The new 35352 and 35351 donuts were useless. They were way too small by almost a full inch.
The stock toyota donuts are part #90301-36001, and are almost impossible to find now. Luckily mine were in good enough shape to reuse.
The driver side of the flange hanger did not reach the bracket on the transmission mount even using the stock larger donut.
I improvised using some old steel brake line i had lying around, and fashioned a 2 inch length into a hook of sorts, put a little duct tape where it contacted the metal of the bracket, and hooked the other side to the donut on the flange hanger. Then i crimped it to tension using some channel pliers.

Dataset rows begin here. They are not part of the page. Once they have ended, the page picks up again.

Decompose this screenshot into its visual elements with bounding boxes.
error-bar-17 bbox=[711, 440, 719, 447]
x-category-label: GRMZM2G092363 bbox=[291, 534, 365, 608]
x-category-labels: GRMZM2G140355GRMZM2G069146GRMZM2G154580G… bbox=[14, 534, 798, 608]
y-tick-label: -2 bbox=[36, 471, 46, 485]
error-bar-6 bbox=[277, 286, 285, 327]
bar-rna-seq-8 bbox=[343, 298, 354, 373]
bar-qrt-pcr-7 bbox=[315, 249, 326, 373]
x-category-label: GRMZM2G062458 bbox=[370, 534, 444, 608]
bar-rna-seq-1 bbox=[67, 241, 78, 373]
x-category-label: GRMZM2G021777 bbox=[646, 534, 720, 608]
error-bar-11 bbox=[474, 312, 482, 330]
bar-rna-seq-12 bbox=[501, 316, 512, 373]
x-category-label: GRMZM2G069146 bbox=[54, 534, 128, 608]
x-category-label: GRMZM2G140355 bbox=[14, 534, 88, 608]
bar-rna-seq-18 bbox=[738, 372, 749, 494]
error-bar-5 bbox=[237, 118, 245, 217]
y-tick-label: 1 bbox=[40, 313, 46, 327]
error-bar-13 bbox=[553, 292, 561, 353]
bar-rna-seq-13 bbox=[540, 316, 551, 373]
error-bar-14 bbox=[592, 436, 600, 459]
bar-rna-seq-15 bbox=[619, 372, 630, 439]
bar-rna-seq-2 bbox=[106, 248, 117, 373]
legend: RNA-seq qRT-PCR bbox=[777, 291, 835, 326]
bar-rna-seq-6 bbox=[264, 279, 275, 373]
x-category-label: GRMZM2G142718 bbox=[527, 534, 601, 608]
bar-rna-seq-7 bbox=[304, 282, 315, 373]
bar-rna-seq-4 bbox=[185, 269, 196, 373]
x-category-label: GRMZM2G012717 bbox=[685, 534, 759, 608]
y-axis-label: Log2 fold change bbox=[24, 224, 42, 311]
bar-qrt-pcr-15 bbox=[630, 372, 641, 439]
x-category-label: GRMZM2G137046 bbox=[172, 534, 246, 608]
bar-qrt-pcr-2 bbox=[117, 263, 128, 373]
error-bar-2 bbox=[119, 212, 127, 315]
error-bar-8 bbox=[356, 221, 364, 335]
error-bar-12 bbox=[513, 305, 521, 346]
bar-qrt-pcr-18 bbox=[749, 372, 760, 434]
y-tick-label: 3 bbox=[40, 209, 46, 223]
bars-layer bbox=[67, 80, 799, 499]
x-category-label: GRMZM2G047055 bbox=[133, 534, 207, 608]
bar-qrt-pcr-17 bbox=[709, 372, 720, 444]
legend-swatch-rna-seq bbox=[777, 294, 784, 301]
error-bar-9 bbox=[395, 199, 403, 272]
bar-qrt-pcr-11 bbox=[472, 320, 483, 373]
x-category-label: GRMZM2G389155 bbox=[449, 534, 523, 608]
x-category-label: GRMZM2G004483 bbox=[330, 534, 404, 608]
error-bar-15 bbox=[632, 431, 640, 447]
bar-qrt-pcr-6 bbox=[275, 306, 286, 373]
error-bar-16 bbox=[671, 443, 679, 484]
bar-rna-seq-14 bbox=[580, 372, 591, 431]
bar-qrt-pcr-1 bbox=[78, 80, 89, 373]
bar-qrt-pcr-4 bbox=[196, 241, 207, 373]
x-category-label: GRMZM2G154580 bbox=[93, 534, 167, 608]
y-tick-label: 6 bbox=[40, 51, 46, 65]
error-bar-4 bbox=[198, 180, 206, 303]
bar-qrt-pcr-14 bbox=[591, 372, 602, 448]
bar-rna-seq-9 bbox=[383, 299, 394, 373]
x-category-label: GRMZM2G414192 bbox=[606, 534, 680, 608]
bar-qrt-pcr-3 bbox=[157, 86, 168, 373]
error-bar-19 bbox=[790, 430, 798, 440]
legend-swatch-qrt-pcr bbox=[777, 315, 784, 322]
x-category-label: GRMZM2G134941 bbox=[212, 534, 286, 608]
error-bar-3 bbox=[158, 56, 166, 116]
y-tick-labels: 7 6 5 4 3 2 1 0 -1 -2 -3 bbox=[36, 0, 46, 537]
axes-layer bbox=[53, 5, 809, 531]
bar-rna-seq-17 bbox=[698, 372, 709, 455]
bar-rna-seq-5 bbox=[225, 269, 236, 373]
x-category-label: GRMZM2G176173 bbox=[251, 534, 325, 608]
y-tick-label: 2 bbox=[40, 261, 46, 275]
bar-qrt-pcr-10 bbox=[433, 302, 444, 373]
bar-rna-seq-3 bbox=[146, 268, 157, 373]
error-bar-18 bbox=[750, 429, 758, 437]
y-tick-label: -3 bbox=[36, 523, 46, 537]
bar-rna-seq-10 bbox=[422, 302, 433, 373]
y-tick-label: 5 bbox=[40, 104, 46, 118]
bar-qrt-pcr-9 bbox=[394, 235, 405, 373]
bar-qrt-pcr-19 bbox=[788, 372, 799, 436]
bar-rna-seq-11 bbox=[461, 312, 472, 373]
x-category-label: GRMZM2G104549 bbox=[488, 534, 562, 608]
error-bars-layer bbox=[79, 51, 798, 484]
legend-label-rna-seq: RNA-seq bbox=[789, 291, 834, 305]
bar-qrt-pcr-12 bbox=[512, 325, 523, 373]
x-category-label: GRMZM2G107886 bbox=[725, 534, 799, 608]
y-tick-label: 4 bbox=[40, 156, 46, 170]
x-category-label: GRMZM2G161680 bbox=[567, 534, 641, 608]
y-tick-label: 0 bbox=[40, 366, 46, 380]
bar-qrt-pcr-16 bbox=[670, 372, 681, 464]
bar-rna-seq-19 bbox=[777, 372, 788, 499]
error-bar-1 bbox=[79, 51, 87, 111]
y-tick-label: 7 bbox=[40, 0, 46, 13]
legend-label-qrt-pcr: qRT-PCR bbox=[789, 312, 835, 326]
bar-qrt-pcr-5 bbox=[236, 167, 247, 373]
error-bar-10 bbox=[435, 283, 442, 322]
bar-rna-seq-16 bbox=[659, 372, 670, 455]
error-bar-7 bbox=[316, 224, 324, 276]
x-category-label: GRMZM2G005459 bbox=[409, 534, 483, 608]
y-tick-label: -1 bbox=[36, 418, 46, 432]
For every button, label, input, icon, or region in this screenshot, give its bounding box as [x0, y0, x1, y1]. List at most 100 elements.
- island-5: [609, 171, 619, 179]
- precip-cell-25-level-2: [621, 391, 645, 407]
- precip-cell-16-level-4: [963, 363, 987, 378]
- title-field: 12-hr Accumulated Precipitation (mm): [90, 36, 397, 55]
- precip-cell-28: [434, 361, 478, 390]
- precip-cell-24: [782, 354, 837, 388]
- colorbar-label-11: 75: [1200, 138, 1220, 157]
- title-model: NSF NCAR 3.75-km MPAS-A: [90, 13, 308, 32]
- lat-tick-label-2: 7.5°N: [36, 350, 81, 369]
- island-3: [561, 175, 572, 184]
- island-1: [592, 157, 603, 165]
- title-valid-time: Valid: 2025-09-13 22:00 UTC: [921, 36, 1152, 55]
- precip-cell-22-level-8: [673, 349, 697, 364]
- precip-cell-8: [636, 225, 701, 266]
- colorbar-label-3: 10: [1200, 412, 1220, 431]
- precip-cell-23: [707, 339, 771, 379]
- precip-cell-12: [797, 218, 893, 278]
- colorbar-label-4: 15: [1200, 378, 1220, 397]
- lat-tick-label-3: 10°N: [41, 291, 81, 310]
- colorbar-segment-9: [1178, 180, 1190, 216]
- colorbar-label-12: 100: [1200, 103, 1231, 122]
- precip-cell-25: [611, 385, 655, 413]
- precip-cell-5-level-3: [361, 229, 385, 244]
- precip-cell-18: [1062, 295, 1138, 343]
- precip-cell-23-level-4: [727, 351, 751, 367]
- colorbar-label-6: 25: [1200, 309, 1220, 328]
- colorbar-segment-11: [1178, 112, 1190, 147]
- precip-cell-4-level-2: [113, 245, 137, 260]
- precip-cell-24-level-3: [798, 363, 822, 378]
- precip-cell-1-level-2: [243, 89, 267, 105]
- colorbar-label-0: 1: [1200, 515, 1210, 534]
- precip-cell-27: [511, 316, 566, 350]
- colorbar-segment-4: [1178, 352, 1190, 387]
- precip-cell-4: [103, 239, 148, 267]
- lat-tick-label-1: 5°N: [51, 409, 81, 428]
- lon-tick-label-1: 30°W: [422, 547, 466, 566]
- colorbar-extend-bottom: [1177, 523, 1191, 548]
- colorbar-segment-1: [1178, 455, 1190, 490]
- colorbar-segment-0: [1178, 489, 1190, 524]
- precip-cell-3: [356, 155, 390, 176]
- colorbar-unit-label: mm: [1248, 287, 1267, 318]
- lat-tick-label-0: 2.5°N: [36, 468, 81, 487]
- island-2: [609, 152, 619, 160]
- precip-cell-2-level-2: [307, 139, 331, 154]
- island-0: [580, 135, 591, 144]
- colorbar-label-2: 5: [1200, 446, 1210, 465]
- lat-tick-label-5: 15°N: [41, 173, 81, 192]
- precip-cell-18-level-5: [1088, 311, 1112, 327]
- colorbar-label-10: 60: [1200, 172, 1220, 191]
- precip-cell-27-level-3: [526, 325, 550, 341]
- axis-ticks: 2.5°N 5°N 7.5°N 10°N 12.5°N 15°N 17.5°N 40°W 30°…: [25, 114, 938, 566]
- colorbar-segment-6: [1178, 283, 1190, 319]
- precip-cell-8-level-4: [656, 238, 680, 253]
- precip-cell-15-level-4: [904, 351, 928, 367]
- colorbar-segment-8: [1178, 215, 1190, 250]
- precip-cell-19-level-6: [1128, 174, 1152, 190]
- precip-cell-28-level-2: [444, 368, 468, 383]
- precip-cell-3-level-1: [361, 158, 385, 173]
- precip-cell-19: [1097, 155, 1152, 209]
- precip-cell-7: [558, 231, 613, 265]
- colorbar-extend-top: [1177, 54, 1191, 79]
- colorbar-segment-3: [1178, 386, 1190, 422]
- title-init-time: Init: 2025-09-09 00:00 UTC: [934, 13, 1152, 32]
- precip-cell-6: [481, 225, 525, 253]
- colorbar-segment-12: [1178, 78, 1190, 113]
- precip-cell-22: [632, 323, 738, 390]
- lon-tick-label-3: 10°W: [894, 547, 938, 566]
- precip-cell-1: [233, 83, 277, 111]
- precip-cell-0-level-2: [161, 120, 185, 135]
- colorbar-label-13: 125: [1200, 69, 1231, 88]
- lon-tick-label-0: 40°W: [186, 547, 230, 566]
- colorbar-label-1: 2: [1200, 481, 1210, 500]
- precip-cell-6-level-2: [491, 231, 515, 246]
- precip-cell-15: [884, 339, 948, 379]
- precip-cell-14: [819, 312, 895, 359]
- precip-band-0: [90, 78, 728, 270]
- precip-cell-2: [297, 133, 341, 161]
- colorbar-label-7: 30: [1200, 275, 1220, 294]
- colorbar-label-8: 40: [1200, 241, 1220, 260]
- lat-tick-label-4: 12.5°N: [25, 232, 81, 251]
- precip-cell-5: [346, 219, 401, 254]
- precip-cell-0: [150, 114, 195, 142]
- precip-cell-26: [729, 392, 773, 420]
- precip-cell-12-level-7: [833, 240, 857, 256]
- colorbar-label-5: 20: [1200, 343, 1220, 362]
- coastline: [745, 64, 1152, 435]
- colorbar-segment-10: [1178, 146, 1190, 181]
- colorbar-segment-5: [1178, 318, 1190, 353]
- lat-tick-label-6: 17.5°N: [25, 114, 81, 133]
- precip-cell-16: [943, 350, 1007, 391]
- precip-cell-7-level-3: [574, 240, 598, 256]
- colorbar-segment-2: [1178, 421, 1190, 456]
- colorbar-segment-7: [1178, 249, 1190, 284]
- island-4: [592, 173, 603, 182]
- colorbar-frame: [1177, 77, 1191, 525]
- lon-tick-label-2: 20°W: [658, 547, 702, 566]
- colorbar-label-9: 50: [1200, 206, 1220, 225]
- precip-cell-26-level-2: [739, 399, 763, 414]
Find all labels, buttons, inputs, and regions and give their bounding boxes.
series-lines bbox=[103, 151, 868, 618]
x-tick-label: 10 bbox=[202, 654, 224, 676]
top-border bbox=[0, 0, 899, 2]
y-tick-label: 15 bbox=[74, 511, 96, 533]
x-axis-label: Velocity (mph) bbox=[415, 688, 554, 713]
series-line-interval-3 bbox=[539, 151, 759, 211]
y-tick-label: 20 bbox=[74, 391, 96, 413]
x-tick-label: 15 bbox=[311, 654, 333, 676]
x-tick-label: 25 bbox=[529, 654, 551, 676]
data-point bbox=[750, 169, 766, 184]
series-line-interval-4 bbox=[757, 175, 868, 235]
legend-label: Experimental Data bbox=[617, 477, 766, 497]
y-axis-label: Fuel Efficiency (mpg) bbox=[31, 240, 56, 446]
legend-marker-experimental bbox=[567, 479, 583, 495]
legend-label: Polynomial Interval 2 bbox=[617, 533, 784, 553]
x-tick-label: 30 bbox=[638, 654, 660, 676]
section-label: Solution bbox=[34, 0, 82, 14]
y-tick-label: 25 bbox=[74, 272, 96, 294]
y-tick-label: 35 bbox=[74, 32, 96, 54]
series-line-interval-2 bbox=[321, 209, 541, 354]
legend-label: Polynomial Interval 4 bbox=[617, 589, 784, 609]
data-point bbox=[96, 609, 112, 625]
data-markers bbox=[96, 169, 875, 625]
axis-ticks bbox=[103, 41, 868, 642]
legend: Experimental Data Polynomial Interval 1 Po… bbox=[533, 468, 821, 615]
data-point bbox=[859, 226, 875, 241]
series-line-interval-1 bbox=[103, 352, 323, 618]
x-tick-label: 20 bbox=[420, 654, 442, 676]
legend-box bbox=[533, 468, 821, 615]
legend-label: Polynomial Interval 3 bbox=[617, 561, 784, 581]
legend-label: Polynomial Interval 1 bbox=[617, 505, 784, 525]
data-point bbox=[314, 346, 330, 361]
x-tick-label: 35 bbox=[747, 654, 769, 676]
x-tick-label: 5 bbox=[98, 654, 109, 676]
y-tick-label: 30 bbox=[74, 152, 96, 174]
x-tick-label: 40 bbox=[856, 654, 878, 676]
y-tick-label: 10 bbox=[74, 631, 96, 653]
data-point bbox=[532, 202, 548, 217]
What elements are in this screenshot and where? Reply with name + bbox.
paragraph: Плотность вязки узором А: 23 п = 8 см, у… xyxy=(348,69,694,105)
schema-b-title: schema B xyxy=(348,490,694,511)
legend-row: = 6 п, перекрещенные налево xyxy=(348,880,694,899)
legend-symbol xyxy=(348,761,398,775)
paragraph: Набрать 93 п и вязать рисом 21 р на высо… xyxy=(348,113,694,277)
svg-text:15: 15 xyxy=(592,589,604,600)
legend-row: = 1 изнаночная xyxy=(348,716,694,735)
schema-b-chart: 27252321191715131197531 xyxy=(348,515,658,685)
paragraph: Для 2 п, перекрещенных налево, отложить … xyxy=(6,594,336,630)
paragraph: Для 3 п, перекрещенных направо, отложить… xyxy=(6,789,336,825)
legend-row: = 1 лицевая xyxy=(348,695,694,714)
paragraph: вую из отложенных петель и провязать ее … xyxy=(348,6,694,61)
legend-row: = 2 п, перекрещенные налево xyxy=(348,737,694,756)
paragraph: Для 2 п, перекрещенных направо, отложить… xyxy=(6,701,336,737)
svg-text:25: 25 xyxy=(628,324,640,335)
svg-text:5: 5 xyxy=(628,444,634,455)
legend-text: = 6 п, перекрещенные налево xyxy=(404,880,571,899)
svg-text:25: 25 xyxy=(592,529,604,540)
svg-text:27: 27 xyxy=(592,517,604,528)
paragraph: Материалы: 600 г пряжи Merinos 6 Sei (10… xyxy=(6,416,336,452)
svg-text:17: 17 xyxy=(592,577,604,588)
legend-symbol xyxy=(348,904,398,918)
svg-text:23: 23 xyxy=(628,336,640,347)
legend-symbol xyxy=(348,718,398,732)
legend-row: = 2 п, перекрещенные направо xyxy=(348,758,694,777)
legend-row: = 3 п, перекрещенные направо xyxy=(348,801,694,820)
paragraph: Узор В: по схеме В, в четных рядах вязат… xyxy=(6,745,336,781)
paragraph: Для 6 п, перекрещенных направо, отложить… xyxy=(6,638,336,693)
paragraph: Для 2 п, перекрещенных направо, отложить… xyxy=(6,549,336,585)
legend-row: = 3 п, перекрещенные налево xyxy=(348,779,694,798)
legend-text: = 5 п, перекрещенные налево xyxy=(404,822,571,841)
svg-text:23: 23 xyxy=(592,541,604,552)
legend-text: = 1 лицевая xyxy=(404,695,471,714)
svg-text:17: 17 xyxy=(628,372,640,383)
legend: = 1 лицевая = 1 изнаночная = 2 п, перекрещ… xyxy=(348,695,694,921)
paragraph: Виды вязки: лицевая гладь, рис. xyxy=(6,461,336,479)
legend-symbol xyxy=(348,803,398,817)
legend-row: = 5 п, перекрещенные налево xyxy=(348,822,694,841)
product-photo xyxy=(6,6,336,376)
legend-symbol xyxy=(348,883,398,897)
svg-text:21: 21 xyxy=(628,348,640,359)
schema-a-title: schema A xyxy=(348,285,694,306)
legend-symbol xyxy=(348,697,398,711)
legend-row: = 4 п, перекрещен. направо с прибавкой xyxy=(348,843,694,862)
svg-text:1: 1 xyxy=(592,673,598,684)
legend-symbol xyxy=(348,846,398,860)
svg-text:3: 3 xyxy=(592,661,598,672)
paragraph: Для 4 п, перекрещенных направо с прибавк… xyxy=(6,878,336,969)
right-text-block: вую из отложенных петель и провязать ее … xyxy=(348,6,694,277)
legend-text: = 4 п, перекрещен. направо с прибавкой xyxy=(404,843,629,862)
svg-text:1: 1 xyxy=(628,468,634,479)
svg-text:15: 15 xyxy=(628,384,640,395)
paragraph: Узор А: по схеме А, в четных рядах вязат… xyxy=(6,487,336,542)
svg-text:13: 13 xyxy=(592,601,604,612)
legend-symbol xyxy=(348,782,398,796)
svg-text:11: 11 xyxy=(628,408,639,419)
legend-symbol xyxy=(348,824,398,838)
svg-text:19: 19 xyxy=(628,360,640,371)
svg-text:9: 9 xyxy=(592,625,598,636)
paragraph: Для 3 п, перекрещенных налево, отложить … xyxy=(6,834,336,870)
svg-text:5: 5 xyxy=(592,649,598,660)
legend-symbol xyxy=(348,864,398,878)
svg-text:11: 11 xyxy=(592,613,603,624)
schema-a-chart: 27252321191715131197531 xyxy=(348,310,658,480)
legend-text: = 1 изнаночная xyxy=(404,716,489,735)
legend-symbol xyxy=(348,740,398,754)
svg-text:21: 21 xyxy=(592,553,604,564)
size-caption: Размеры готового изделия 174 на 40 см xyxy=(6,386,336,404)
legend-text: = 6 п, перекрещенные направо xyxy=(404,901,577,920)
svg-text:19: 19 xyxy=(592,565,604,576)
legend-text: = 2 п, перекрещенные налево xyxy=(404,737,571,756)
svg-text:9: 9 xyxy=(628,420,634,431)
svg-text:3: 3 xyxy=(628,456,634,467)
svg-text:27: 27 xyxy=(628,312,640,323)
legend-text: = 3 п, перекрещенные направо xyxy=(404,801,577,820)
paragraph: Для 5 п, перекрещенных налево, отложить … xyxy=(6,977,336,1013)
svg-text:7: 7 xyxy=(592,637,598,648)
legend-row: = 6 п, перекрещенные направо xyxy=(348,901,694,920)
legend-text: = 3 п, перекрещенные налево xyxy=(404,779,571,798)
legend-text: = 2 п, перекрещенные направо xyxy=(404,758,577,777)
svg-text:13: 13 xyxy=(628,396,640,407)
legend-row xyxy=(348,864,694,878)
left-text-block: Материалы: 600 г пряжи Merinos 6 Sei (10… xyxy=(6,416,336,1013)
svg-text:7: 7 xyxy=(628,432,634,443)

The next hanger, which is welded to the chassis on one side and welded to the new pipe on the other side, was a real bitch. Literally a 3.5 inch gap between the 2.
Since this hanger did not use the donut style, it wasnt a hook, just a ball-end rod.
Luckily i had a spare non-donut hanger, i had to drill out the holes bigger to fit, and again i used the crimped brake line method from earlier to bridge the gap and keep the tension.

The next hanger leading up to the muffler is non-existant on the new pipe. I wish i hadnt wasted my time cleaning and painting the hanger bracket for this, perhaps in the future i can weld a hook on here and make use of it.

The last hangers at the end of the muffler are the only ones i didnt have any trouble with, however, again, the new donuts were useless, they caused the large muffler to rub on the bumper and probably would be a major problem after lowering the car off the jack.
I used 2 stock donuts here and besides having to bend a corner of the heat shield for clearance, there were no other issues.

I hope this helps someone, little things like this made a simple job take 2 full days of research and problem solving on the fly.
But its on now and i definitely feel the difference, i was surprised when i took off the stock elbow and realized the wastegate is completely blocked off. There is way less choking and resistance now.

As far as fuel cut, it didnt happen on the test drive, but i havnt gone freeway speeds yet or greater, but ill update once i do. I can only assume the other people posting about getting fuel cut after going 3 inch messed up something else along the way.
 

GilTheArtist

New Member
Dec 25, 2013
34
0
0
California
4 minutes ago · #5
Oh and as for the sound, with the baffle installed, at idle its actually very close if not the same volume as the stock sound.
With the baffle out at idle, its noticeably louder but not 'paranoid of getting pulled over' loud.
Im very happy with the sound, one of my biggest worries before doing this was that it would end up sounding like some queer honda exhaust, but its very deep and mellow. I love it.